The matrix looks like this:
0,2,4,1,6,0,0
2,0,0,0,5,0,0
4,0,0,0,0,5,0
1,0,0,0,1,1,0
6,5,0,1,0,5,5
0,0,5,1,5,0,0
0,0,0,0,5,0,0
When I start trying to do this:
y = y + 5
x = x + 5
node = Alist[x][y]
I receieve an error saying:
node = Alist[x][y]
IndexError: list index out of range
If I was to just write:
y = y + 5
node = Alist[x][y]
print node
It would work completely fine but when I introduce both x and y I start to get list index out of range problems. In my mind it should now read:
node = Alist[5][5]
Which is 0 if you follow the matrix
def create_matrix(file):
with open('network.txt') as f:
Alist = []
for line in f:
part = []
for x in line.split(','):
part.append(int(x))
Alist.append(part)
return Alist
#used to set the start node, used once
def start_node(Alist):
x=0
y=0
#point node to pos [0][0] of Alist
node = Alist[x][y]
#test if node == 0
while node == 0:
y = y + 5
x = x + 5
node = Alist[x][y]
#create a list to hold co-ordinates
if node != 0:
#return node for processing by check_neighbours
return node, x, y
#def current_node(Alist, x, y)
#test neighbours to see if they can be used
def check_neighbours(node, Alist, i, j):
#print out values of x and y
print "x = %d" %i
print "y = %d" % j
print "node in check_neighbours is " + str(node)
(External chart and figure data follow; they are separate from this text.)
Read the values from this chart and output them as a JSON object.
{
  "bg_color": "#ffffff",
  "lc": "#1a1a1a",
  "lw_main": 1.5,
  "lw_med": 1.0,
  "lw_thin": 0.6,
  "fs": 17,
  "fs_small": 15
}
#running of code begins here
def main():
file = ("F:/media/KINGSTON/Networking/network.txt")
Alist = create_matrix(file)
node, x, y = start_node(Alist)
check_neighbours(node, Alist, x, y)
main()
It's the second iteration round the loop that's failing, because it sets x and y to 10, where you only have 7 items in each dimension.
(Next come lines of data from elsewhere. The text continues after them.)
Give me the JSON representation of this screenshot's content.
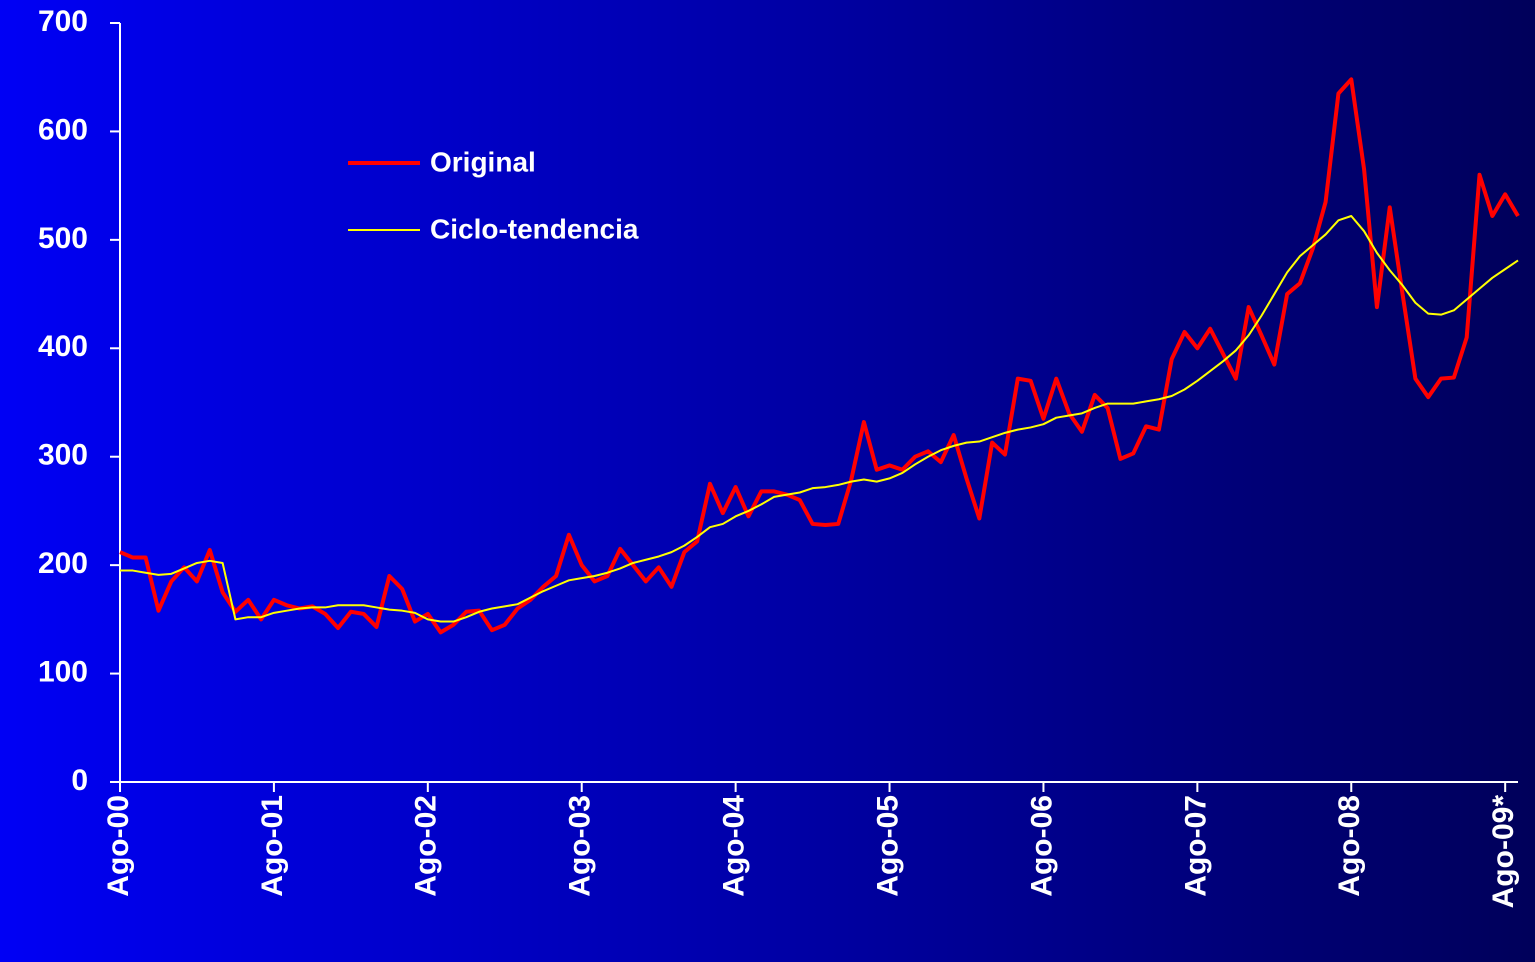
{
  "chart_data": {
    "type": "line",
    "categories": [
      "Ago-00",
      null,
      null,
      null,
      null,
      null,
      null,
      null,
      null,
      null,
      null,
      null,
      "Ago-01",
      null,
      null,
      null,
      null,
      null,
      null,
      null,
      null,
      null,
      null,
      null,
      "Ago-02",
      null,
      null,
      null,
      null,
      null,
      null,
      null,
      null,
      null,
      null,
      null,
      "Ago-03",
      null,
      null,
      null,
      null,
      null,
      null,
      null,
      null,
      null,
      null,
      null,
      "Ago-04",
      null,
      null,
      null,
      null,
      null,
      null,
      null,
      null,
      null,
      null,
      null,
      "Ago-05",
      null,
      null,
      null,
      null,
      null,
      null,
      null,
      null,
      null,
      null,
      null,
      "Ago-06",
      null,
      null,
      null,
      null,
      null,
      null,
      null,
      null,
      null,
      null,
      null,
      "Ago-07",
      null,
      null,
      null,
      null,
      null,
      null,
      null,
      null,
      null,
      null,
      null,
      "Ago-08",
      null,
      null,
      null,
      null,
      null,
      null,
      null,
      null,
      null,
      null,
      null,
      "Ago-09*",
      null
    ],
    "series": [
      {
        "name": "Original",
        "color": "#ff0000",
        "values": [
          212,
          207,
          207,
          158,
          185,
          198,
          185,
          214,
          175,
          157,
          168,
          150,
          168,
          163,
          160,
          162,
          155,
          142,
          157,
          155,
          143,
          190,
          178,
          148,
          155,
          138,
          145,
          157,
          158,
          140,
          145,
          160,
          168,
          180,
          190,
          228,
          200,
          185,
          190,
          215,
          200,
          185,
          198,
          180,
          212,
          222,
          275,
          248,
          272,
          245,
          268,
          268,
          265,
          260,
          238,
          237,
          238,
          278,
          332,
          288,
          292,
          288,
          300,
          305,
          295,
          320,
          280,
          243,
          313,
          302,
          372,
          370,
          335,
          372,
          340,
          323,
          357,
          345,
          298,
          303,
          328,
          325,
          390,
          415,
          400,
          418,
          395,
          372,
          438,
          412,
          385,
          450,
          460,
          492,
          535,
          635,
          648,
          565,
          438,
          530,
          450,
          372,
          355,
          372,
          373,
          410,
          560,
          522,
          542,
          522
        ]
      },
      {
        "name": "Ciclo-tendencia",
        "color": "#ffff00",
        "values": [
          195,
          195,
          193,
          191,
          192,
          197,
          202,
          204,
          202,
          150,
          152,
          152,
          156,
          158,
          160,
          161,
          161,
          163,
          163,
          163,
          161,
          159,
          158,
          156,
          150,
          148,
          148,
          152,
          157,
          160,
          162,
          164,
          170,
          176,
          181,
          186,
          188,
          190,
          193,
          197,
          202,
          205,
          208,
          212,
          218,
          226,
          235,
          238,
          245,
          250,
          256,
          263,
          265,
          267,
          271,
          272,
          274,
          277,
          279,
          277,
          280,
          285,
          293,
          300,
          306,
          310,
          313,
          314,
          318,
          322,
          325,
          327,
          330,
          336,
          338,
          340,
          345,
          349,
          349,
          349,
          351,
          353,
          356,
          362,
          370,
          379,
          388,
          398,
          412,
          430,
          450,
          470,
          485,
          495,
          505,
          518,
          522,
          508,
          488,
          472,
          458,
          442,
          432,
          431,
          435,
          445,
          455,
          465,
          473,
          481
        ]
      }
    ],
    "ylim": [
      0,
      700
    ],
    "yticks": [
      0,
      100,
      200,
      300,
      400,
      500,
      600,
      700
    ]
  }
}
Your loop while node == 0: moves down the diagonal of the matrix five steps at a time, falling off the end. It would fall off the end even if it went one at a time, because that diagonal is all zeros.
Perhaps you meant if node == 0?
I don't know what the code is actually trying to do, but you need to rethink the algorithm. :-)
If I follow your code in start_node you are
a) Not performing any kind of bounds checking
and
b) Jumping down the diagonal elements of your matrix, which are all zero, until you go out of bounds, as your error tells you. Presumably when you are incrementing only one of your indices you are lucky in that you hit a non-zero element before going out of bounds
In this code, start_node returns the first non-zero "node".
I used mat instead of Alist as I feel it is more Pythonic.
Comments note the changes and tips.
def create_matrix(fname): # don't use built-ins as variable names!!
with open(fname) as f: # you take filename in arguments, but don't use it..
# why not use in-built functions and list comprehensions ?
mat = [map(int,line.split(',')) for line in f]
return mat
#used to set the start node, used once
def start_node(mat):
# for each row in matrix (index)..
for i1 in range(len(mat)):
# for each cell in row (index)..
for i2 in range(len(mat[i1])):
# mat[i1][i2] is the node/cell..
if mat[i1][i2] != 0:
# return node, x, y :)
return mat[i1][i2], i2, i1
# test neighbours to see if they can be used
# same as yours
def check_neighbours(node, Alist, i, j):
#print out values of x and y
print "x = %d" % (i,)
print "y = %d" % (j,)
print "node (in check_neighbours) is " + str(node)
#running of code begins here
def main():
fname = "F:/media/KINGSTON/Networking/network.txt"
mat = create_matrix(fname)
node, x, y = start_node(mat)
check_neighbours(node, mat, x, y)
main()
Explanation:
mat = [map(int,line.split(',')) for line in f]
This is a list comprehension. map is an in-built method.
The for loops in start_node...
for i1 in range(len(mat)): # 1
for i2 in range(len(mat[i1])): # 2
len(mat) is the number of rows in your matrix.
range(len(mat)) gives us the indexes of each row.
len(mat[i1]) gives us the length of the current row.
range(len(mat[i1])) gives us the indexes of each column in that row.
In your code, you were incrementing both x and y (here i2 and i1 respectively) so were moving diagonally.